Av. Enes Yalçın-Yapay Bilgi ve Hukukun Epistemolojik Temelleri Üzerine
Hoş geldiniz Enes Bey. Öncelikle okuyucularımız için biraz kendinizden bahseder misiniz?
Hukukta en sevdiğim motto ile başlayayım. Latince bir deyiştir: “Fortiter in re suaviter in modo.” Yani “Usulde nazik, esasta kuvvetli ve sert ol.” Benim temel hukuki yaklaşımım hep böyle oldu. Ben kazara hukukçu oldum diyenlerdenim. Bu mesleği edinmek için büyütülmedim, ailemde hukukçular yoktu. ÖSS’ye Eşit Ağırlık dalında girdim, Türkiye’de ilk 500 içerisindeydim. En yüksek fakülteler Hukuk Fakültesi idi, ben de Hukuk Fakültesi seçtim. Bazen “Keşke İşletme / İktisat filan yazsaydım.” dediğim oluyor çünkü dünya ekonomisinin geldiği noktayı çok anlamıyorum, Bitcoin vs. Neyse, kazara bu sektöre girdim ama hukuk, benim tüm düşünce sistemimi, sosyal ortamda, özel hayatımda yaşadığım sorunları çözüm tarzımı, insanlarla iletişim ve kendimi anlatma şeklimi çok derinden ve yoğun bir şekilde etkiledi ve şu anda beni var eden bir düşünce sistemi yarattı. Bu, birçok açıdan iyi çünkü söyleyeceğiniz şey mantıksızsa düşünüp söylememeyi tercih ediyorsunuz. Mantıklıysa da gerekçelendirip açıklıyorsunuz ve haklı çıkıyorsunuz. Bu açıdan mahkemede giydiğimiz cübbeyi hayatın diğer alanlarında çıkarıyor muyuz diye sorulursa, buna evet diyemem. Bu da küçük bir meslek olumsuzluğu olarak tanımlanabilir. Ben kişisel sürecimi, sektör tercihimi kendi dilimden böyle anlatabilirim.
“Hukukun Epistemolojik Temelleri” ne anlama gelir? Bunun net bir şekilde anlaşılması adına biraz bahsedebilir misiniz?

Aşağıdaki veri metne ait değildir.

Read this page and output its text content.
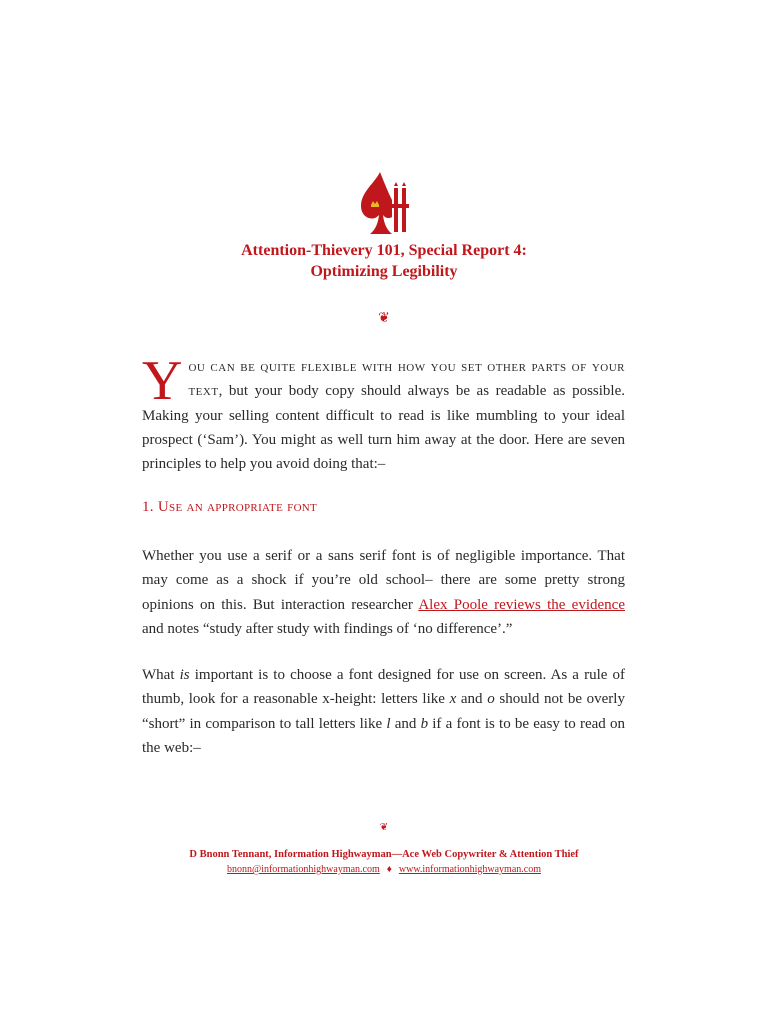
Attention-Thievery 101, Special Report 4:
Optimizing Legibility
❦
You can be quite flexible with how you set other parts of your text, but your body copy should always be as readable as possible. Making your selling content difficult to read is like mumbling to your ideal prospect (‘Sam’). You might as well turn him away at the door. Here are seven principles to help you avoid doing that:–
1. Use an appropriate font
Whether you use a serif or a sans serif font is of negligible importance. That may come as a shock if you’re old school– there are some pretty strong opinions on this. But interaction researcher Alex Poole reviews the evidence and notes “study after study with findings of ‘no difference’.”
What is important is to choose a font designed for use on screen. As a rule of thumb, look for a reasonable x-height: letters like x and o should not be overly “short” in comparison to tall letters like l and b if a font is to be easy to read on the web:–
❦
D Bnonn Tennant, Information Highwayman—Ace Web Copywriter & Attention Thief
bnonn@informationhighwayman.com ♦ www.informationhighwayman.com
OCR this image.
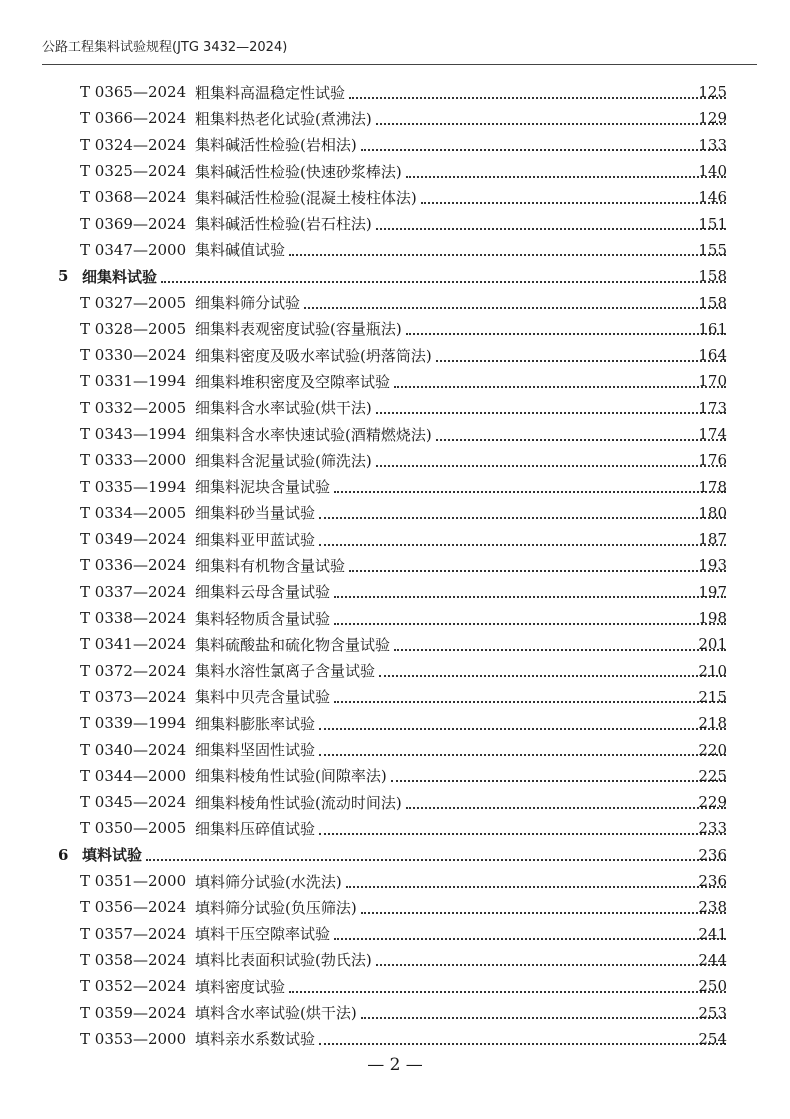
公路工程集料试验规程(JTG 3432—2024)
T 0365—2024 粗集料高温稳定性试验	125
T 0366—2024 粗集料热老化试验(煮沸法)	129
T 0324—2024 集料碱活性检验(岩相法)	133
T 0325—2024 集料碱活性检验(快速砂浆棒法)	140
T 0368—2024 集料碱活性检验(混凝土棱柱体法)	146
T 0369—2024 集料碱活性检验(岩石柱法)	151
T 0347—2000 集料碱值试验	155
5 细集料试验	158
T 0327—2005 细集料筛分试验	158
T 0328—2005 细集料表观密度试验(容量瓶法)	161
T 0330—2024 细集料密度及吸水率试验(坍落筒法)	164
T 0331—1994 细集料堆积密度及空隙率试验	170
T 0332—2005 细集料含水率试验(烘干法)	173
T 0343—1994 细集料含水率快速试验(酒精燃烧法)	174
T 0333—2000 细集料含泥量试验(筛洗法)	176
T 0335—1994 细集料泥块含量试验	178
T 0334—2005 细集料砂当量试验	180
T 0349—2024 细集料亚甲蓝试验	187
T 0336—2024 细集料有机物含量试验	193
T 0337—2024 细集料云母含量试验	197
T 0338—2024 集料轻物质含量试验	198
T 0341—2024 集料硫酸盐和硫化物含量试验	201
T 0372—2024 集料水溶性氯离子含量试验	210
T 0373—2024 集料中贝壳含量试验	215
T 0339—1994 细集料膨胀率试验	218
T 0340—2024 细集料坚固性试验	220
T 0344—2000 细集料棱角性试验(间隙率法)	225
T 0345—2024 细集料棱角性试验(流动时间法)	229
T 0350—2005 细集料压碎值试验	233
6 填料试验	236
T 0351—2000 填料筛分试验(水洗法)	236
T 0356—2024 填料筛分试验(负压筛法)	238
T 0357—2024 填料干压空隙率试验	241
T 0358—2024 填料比表面积试验(勃氏法)	244
T 0352—2024 填料密度试验	250
T 0359—2024 填料含水率试验(烘干法)	253
T 0353—2000 填料亲水系数试验	254
— 2 —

Her sosyal disiplinde ve pozitif bilimlerde olduğu gibi hukukun da bir epistemolojik, yani bilgi felsefesi temeli var. Bu, hukuk için diğer alanlardan farklılaşan bir noktada, çünkü hukuk belirli bir muhakeme ve mantık ekseninde işleyen bir disiplin.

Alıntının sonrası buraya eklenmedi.